Besides, thanks to the universal social graph, we have a vision for federated moderation. Every application and service would be able to access public posts and public information. Imagine that any post that mentions “Covid-19” could be accessed by a medical organisation. They could score them as being highly accurate or not accurate. Then a level above that, you could have consortiums with credible experts that could be certified. The app layer would ask to use a specific consortium for moderation. And through this protocol, expert people would be pulled in. The vision is to decentralise moderation and make it participatory. Blockchain is valuable here, because we could use non-transferable tokens, not just non-fungible tokens (NFTs), for degrees or certifications. It would give you the credentials to participate in the moderation. 
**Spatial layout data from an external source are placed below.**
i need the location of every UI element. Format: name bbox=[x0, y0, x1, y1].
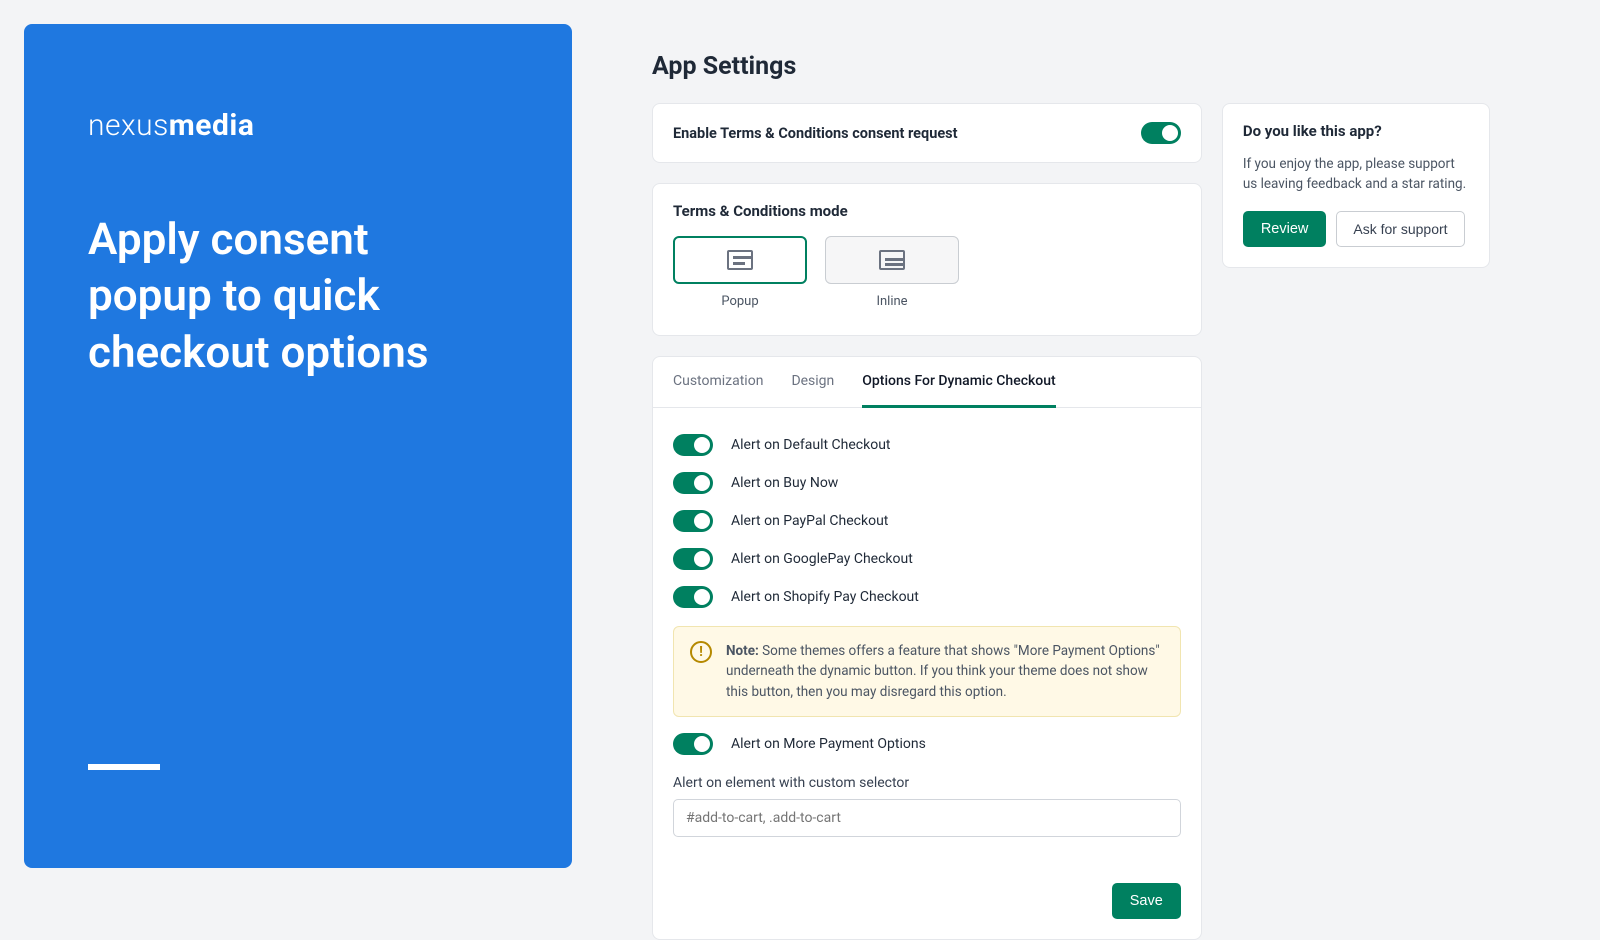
toggle-googlepay[interactable] bbox=[673, 548, 713, 570]
mode-label-inline: Inline bbox=[876, 294, 907, 309]
mode-option-inline[interactable]: Inline bbox=[825, 236, 959, 309]
window-popup-icon bbox=[727, 250, 753, 270]
tabs: Customization Design Options For Dynamic… bbox=[653, 357, 1201, 408]
enable-card: Enable Terms & Conditions consent reques… bbox=[652, 103, 1202, 163]
hero-underline bbox=[88, 764, 160, 770]
toggle-label: Alert on PayPal Checkout bbox=[731, 513, 888, 529]
toggle-row-paypal: Alert on PayPal Checkout bbox=[673, 502, 1181, 540]
toggle-shopifypay[interactable] bbox=[673, 586, 713, 608]
review-button[interactable]: Review bbox=[1243, 211, 1327, 247]
note-box: ! Note: Some themes offers a feature tha… bbox=[673, 626, 1181, 717]
page-title: App Settings bbox=[652, 52, 1490, 81]
toggle-label: Alert on Default Checkout bbox=[731, 437, 891, 453]
note-body: Some themes offers a feature that shows … bbox=[726, 643, 1160, 700]
mode-box-popup bbox=[673, 236, 807, 284]
tab-dynamic-checkout[interactable]: Options For Dynamic Checkout bbox=[862, 357, 1055, 408]
toggle-label: Alert on Shopify Pay Checkout bbox=[731, 589, 919, 605]
note-text: Note: Some themes offers a feature that … bbox=[726, 641, 1164, 702]
custom-selector-label: Alert on element with custom selector bbox=[673, 775, 1181, 791]
toggle-row-googlepay: Alert on GooglePay Checkout bbox=[673, 540, 1181, 578]
toggle-row-buynow: Alert on Buy Now bbox=[673, 464, 1181, 502]
ask-support-button[interactable]: Ask for support bbox=[1336, 211, 1464, 247]
feedback-title: Do you like this app? bbox=[1243, 122, 1469, 140]
enable-label: Enable Terms & Conditions consent reques… bbox=[673, 125, 958, 142]
enable-toggle[interactable] bbox=[1141, 122, 1181, 144]
feedback-text: If you enjoy the app, please support us … bbox=[1243, 154, 1469, 195]
warning-icon: ! bbox=[690, 641, 712, 663]
brand-thin: nexus bbox=[88, 108, 169, 143]
mode-title: Terms & Conditions mode bbox=[673, 202, 1181, 220]
tab-design[interactable]: Design bbox=[791, 357, 834, 407]
brand-bold: media bbox=[169, 108, 255, 143]
tab-customization[interactable]: Customization bbox=[673, 357, 763, 407]
custom-selector-input[interactable] bbox=[673, 799, 1181, 837]
window-inline-icon bbox=[879, 250, 905, 270]
hero-headline: Apply consent popup to quick checkout op… bbox=[88, 211, 488, 380]
hero-panel: nexusmedia Apply consent popup to quick … bbox=[24, 24, 572, 868]
toggle-buy-now[interactable] bbox=[673, 472, 713, 494]
save-button[interactable]: Save bbox=[1112, 883, 1181, 919]
tabs-card: Customization Design Options For Dynamic… bbox=[652, 356, 1202, 940]
mode-box-inline bbox=[825, 236, 959, 284]
feedback-card: Do you like this app? If you enjoy the a… bbox=[1222, 103, 1490, 268]
mode-label-popup: Popup bbox=[721, 294, 758, 309]
toggle-default-checkout[interactable] bbox=[673, 434, 713, 456]
mode-option-popup[interactable]: Popup bbox=[673, 236, 807, 309]
toggle-row-more-options: Alert on More Payment Options bbox=[673, 725, 1181, 763]
toggle-row-default: Alert on Default Checkout bbox=[673, 426, 1181, 464]
toggle-paypal[interactable] bbox=[673, 510, 713, 532]
toggle-label: Alert on GooglePay Checkout bbox=[731, 551, 913, 567]
toggle-label: Alert on More Payment Options bbox=[731, 736, 926, 752]
mode-card: Terms & Conditions mode Popup bbox=[652, 183, 1202, 336]
toggle-row-shopifypay: Alert on Shopify Pay Checkout bbox=[673, 578, 1181, 616]
note-prefix: Note: bbox=[726, 643, 759, 659]
brand-logo: nexusmedia bbox=[88, 108, 508, 143]
toggle-more-payment-options[interactable] bbox=[673, 733, 713, 755]
toggle-label: Alert on Buy Now bbox=[731, 475, 838, 491]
Today, in a social media landscape, you can’t tell who’s who and, basically, whoever is the funniest and the loudest is who you hear. Instead of this, we are looking at replicating the analog world, where you can differentiate people. It was great to create a level playing field with the Internet, where any regular person could have a voice. But the downside of it is that you can’t differentiate experts anymore.

"The vision is to decentralise moderation and make it participatory. Blockchain is valuable here, because we could use non-transferable tokens, not just non-fungible tokens (NFTs), for degrees or certifications. It would give you the credentials to participate in the moderation."